On Thu, Jun 01, 2006 at 05:13:00PM -0400, Bowie Bailey said:
Jim Perrin wrote:
In fact, the quality of the perl-related rpms from Red Hat is the main reason I'm not using RHEL and using CentOS
Your logic is confusing to me. It does not resemble what I would consider to be rational thought.
I think I understand what he was trying to say. When I built my last system, I decided to go with rpms for everything. It worked great until I got to the Perl modules and then it fell apart.
Every time I have tried to install Perl modules from rpms, it quickly evolves into a massive game of "find the missing dependency". Either the module I want can't be found anywhere, or when I do find it, it depends on a module that can't be found.
I finally gave up and decided to use CPAN for Perl modules. It is simple, and work amazingly well. It does cause some annoyance when you get other rpms that have dependencies on Perl modules, but that is a problem that I have only seen once or twice.
There is a program that will create rpms from CPAN. I considered it and then rejected it as being WAY too much trouble for the number of modules that I typically deal with.
As another software engineer / sysadmin that supports a large mod_perl based site (about 50 servers now) I have to echo this.
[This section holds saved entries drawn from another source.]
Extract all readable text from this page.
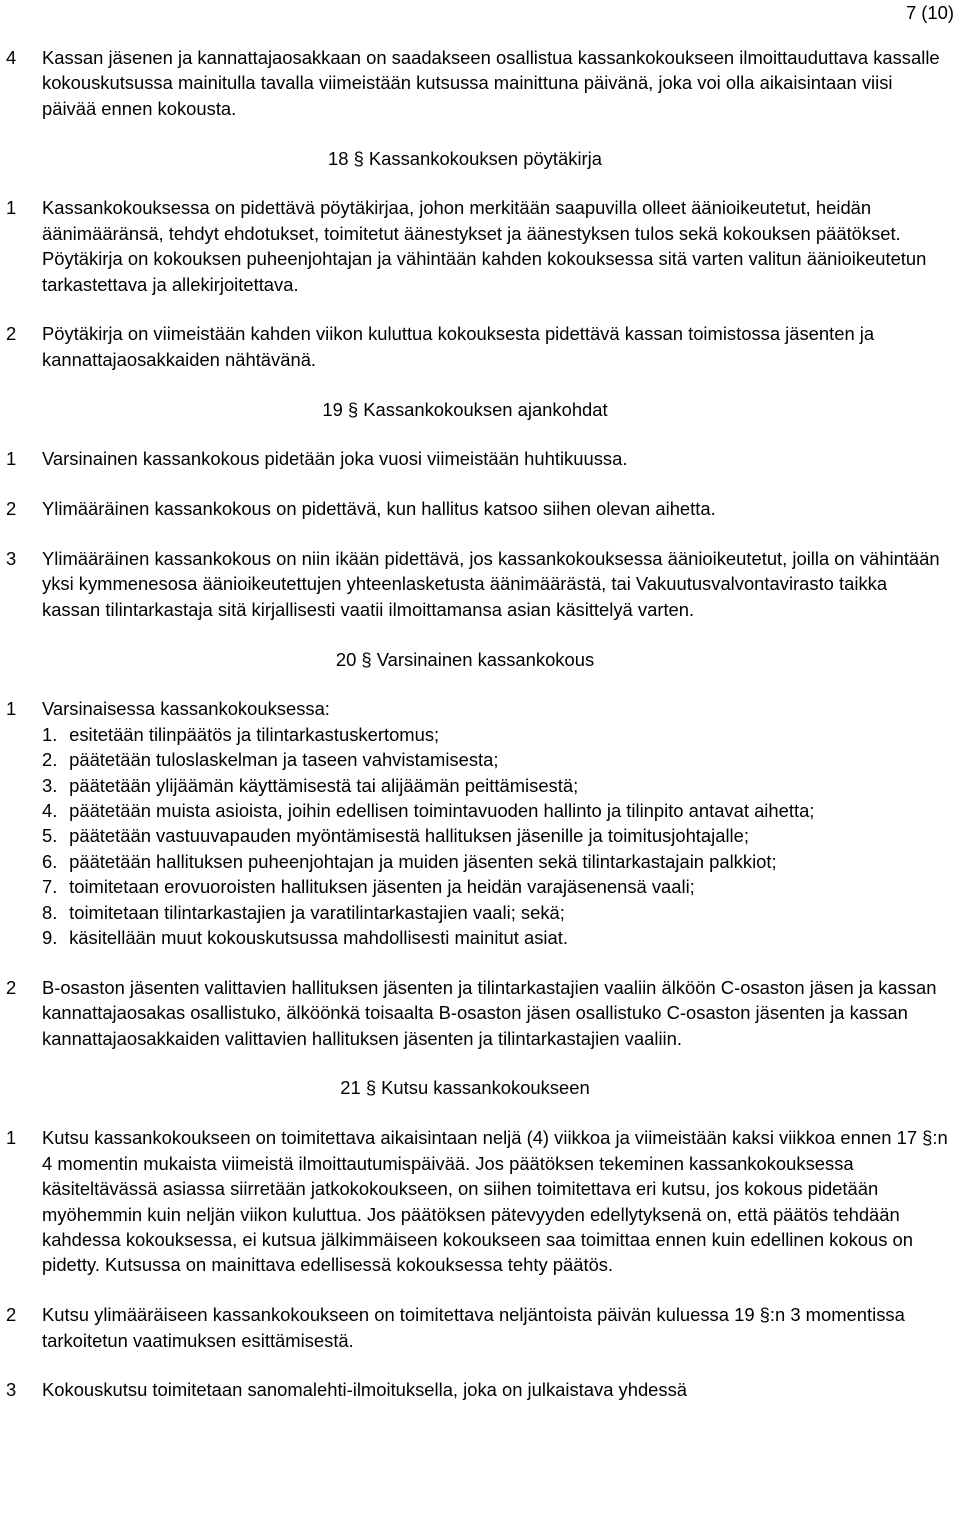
7 (10)
4 Kassan jäsenen ja kannattajaosakkaan on saadakseen osallistua kassankokoukseen ilmoittauduttava kassalle kokouskutsussa mainitulla tavalla viimeistään kutsussa mainittuna päivänä, joka voi olla aikaisintaan viisi päivää ennen kokousta.
18 § Kassankokouksen pöytäkirja
1 Kassankokouksessa on pidettävä pöytäkirjaa, johon merkitään saapuvilla olleet äänioikeutetut, heidän äänimääränsä, tehdyt ehdotukset, toimitetut äänestykset ja äänestyksen tulos sekä kokouksen päätökset. Pöytäkirja on kokouksen puheenjohtajan ja vähintään kahden kokouksessa sitä varten valitun äänioikeutetun tarkastettava ja allekirjoitettava.
2 Pöytäkirja on viimeistään kahden viikon kuluttua kokouksesta pidettävä kassan toimistossa jäsenten ja kannattajaosakkaiden nähtävänä.
19 § Kassankokouksen ajankohdat
1 Varsinainen kassankokous pidetään joka vuosi viimeistään huhtikuussa.
2 Ylimääräinen kassankokous on pidettävä, kun hallitus katsoo siihen olevan aihetta.
3 Ylimääräinen kassankokous on niin ikään pidettävä, jos kassankokouksessa äänioikeutetut, joilla on vähintään yksi kymmenesosa äänioikeutettujen yhteenlasketusta äänimäärästä, tai Vakuutusvalvontavirasto taikka kassan tilintarkastaja sitä kirjallisesti vaatii ilmoittamansa asian käsittelyä varten.
20 § Varsinainen kassankokous
1 Varsinaisessa kassankokouksessa:
1. esitetään tilinpäätös ja tilintarkastuskertomus;
2. päätetään tuloslaskelman ja taseen vahvistamisesta;
3. päätetään ylijäämän käyttämisestä tai alijäämän peittämisestä;
4. päätetään muista asioista, joihin edellisen toimintavuoden hallinto ja tilinpito antavat aihetta;
5. päätetään vastuuvapauden myöntämisestä hallituksen jäsenille ja toimitusjohtajalle;
6. päätetään hallituksen puheenjohtajan ja muiden jäsenten sekä tilintarkastajain palkkiot;
7. toimitetaan erovuoroisten hallituksen jäsenten ja heidän varajäsenensä vaali;
8. toimitetaan tilintarkastajien ja varatilintarkastajien vaali; sekä;
9. käsitellään muut kokouskutsussa mahdollisesti mainitut asiat.
2 B-osaston jäsenten valittavien hallituksen jäsenten ja tilintarkastajien vaaliin älköön C-osaston jäsen ja kassan kannattajaosakas osallistuko, älköönkä toisaalta B-osaston jäsen osallistuko C-osaston jäsenten ja kassan kannattajaosakkaiden valittavien hallituksen jäsenten ja tilintarkastajien vaaliin.
21 § Kutsu kassankokoukseen
1 Kutsu kassankokoukseen on toimitettava aikaisintaan neljä (4) viikkoa ja viimeistään kaksi viikkoa ennen 17 §:n 4 momentin mukaista viimeistä ilmoittautumispäivää. Jos päätöksen tekeminen kassankokouksessa käsiteltävässä asiassa siirretään jatkokokoukseen, on siihen toimitettava eri kutsu, jos kokous pidetään myöhemmin kuin neljän viikon kuluttua. Jos päätöksen pätevyyden edellytyksenä on, että päätös tehdään kahdessa kokouksessa, ei kutsua jälkimmäiseen kokoukseen saa toimittaa ennen kuin edellinen kokous on pidetty. Kutsussa on mainittava edellisessä kokouksessa tehty päätös.
2 Kutsu ylimääräiseen kassankokoukseen on toimitettava neljäntoista päivän kuluessa 19 §:n 3 momentissa tarkoitetun vaatimuksen esittämisestä.
3 Kokouskutsu toimitetaan sanomalehti-ilmoituksella, joka on julkaistava yhdessä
The latest greatest RHEL/CentOS 4.3 perl and associated modules is WAY too old.
I deal with well over a hundred additional perl modules beyond what is supported in the base OS, and have been hammered by bugs in old modules / perl. If you are heavy users of perl, it is simply not possible to avoid CPAN, and not possible to use the versions of modules supplied in the base OS. I use stock packages for everything possible except apache / perl which all lives in /usr/local - easily replicated from system to system. I frankly don't have time to build RPM's of every CPAN module I use. It would take me an extra year of labor and I just don't have that kind of time / money to waste on purist ideals - I live in the real world.
I have had ZERO issues over the past several years pointing /usr/bin/perl to /usr/local/bin/perl as the local perl is a superset of stock perl. Local scripts work fine.
The problem is basically mirrored with PHP with many advanced applications requiring versions newer than the OS is bundled with.